Keribar'ın genel olarak mekanla, daha özelde İstanbul'la 'özel bir ilişki' kurduğuna dikkati çeken Çilingiroğlu, şöyle devam etti:
'Orhan Veli bir şiirinde, 'İstanbul'u dinliyorum gözlerim kapalı' der. Orhan Veli, bu şiiri 1947'de yazmıştır. Keribar bize, Orhan Veli'nin bu şiirinden çok kısa bir zaman sonrasında, 'İstanbul'u izliyorum gözlerim açık ve kameram yanımda' diye seslenmektedir. İzzet Keribar, gittiği hiçbir yerde kamerasını elinden bırakmaz. O fotoğrafı çok seviyor ve eserlerinde de insanla doğa ve mekanı bir arada ele alıyor.'
Usta sanatçının kendi jenerasyonu içinde de önemli bir yere sahip olduğunu vurgulayan Çilingiroğlu, 'Ara Güler'den Ozan Sağdıç'a kadar aynı kuşaktan isimler şehri ve insanı eserlerinde ele almışlardır. İzzet Keribar da bu ekolün içinde yer alıyor.

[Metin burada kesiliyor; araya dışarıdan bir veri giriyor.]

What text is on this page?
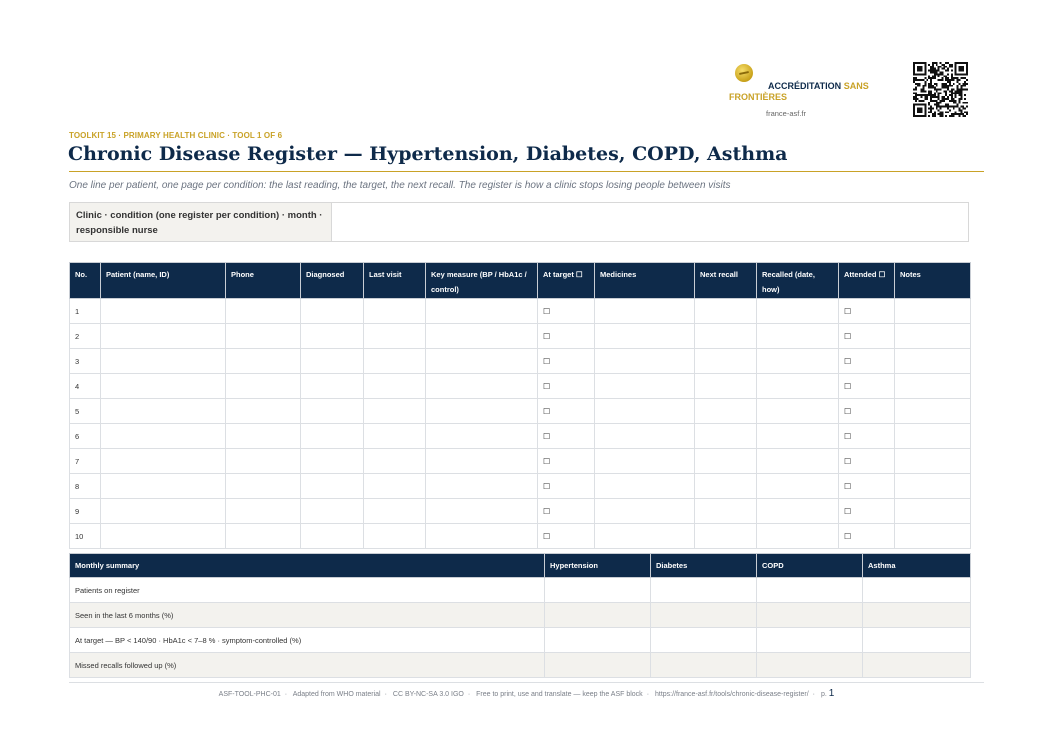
ACCRÉDITATION SANS FRONTIÈRES
france-asf.fr
TOOLKIT 15 · PRIMARY HEALTH CLINIC · TOOL 1 OF 6
Chronic Disease Register — Hypertension, Diabetes, COPD, Asthma
One line per patient, one page per condition: the last reading, the target, the next recall. The register is how a clinic stops losing people between visits
Clinic · condition (one register per condition) · month · responsible nurse
No.	Patient (name, ID)	Phone	Diagnosed	Last visit	Key measure (BP / HbA1c / control)	At target ☐	Medicines	Next recall	Recalled (date, how)	Attended ☐	Notes
1						☐				☐	
2						☐				☐	
3						☐				☐	
4						☐				☐	
5						☐				☐	
6						☐				☐	
7						☐				☐	
8						☐				☐	
9						☐				☐	
10						☐				☐	
Monthly summary	Hypertension	Diabetes	COPD	Asthma
Patients on register				
Seen in the last 6 months (%)				
At target — BP < 140/90 · HbA1c < 7–8 % · symptom-controlled (%)				
Missed recalls followed up (%)				
ASF-TOOL-PHC-01 · Adapted from WHO material · CC BY-NC-SA 3.0 IGO · Free to print, use and translate — keep the ASF block · https://france-asf.fr/tools/chronic-disease-register/ · p. 1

Öte yandan onu ayrı kılan, çok fazla yeri ziyaret etmesi bunun sonucunda birçok mekanı tekrar tekrar fotoğraflamasıdır. Bu her fotoğrafçıya nasip olmayacak ve Keribar'ın fotoğraflarını özel kılan unsurların başında gelmektedir.' diye konuştu.
Sergi, 29 Ağustos'a kadar görülebilecek.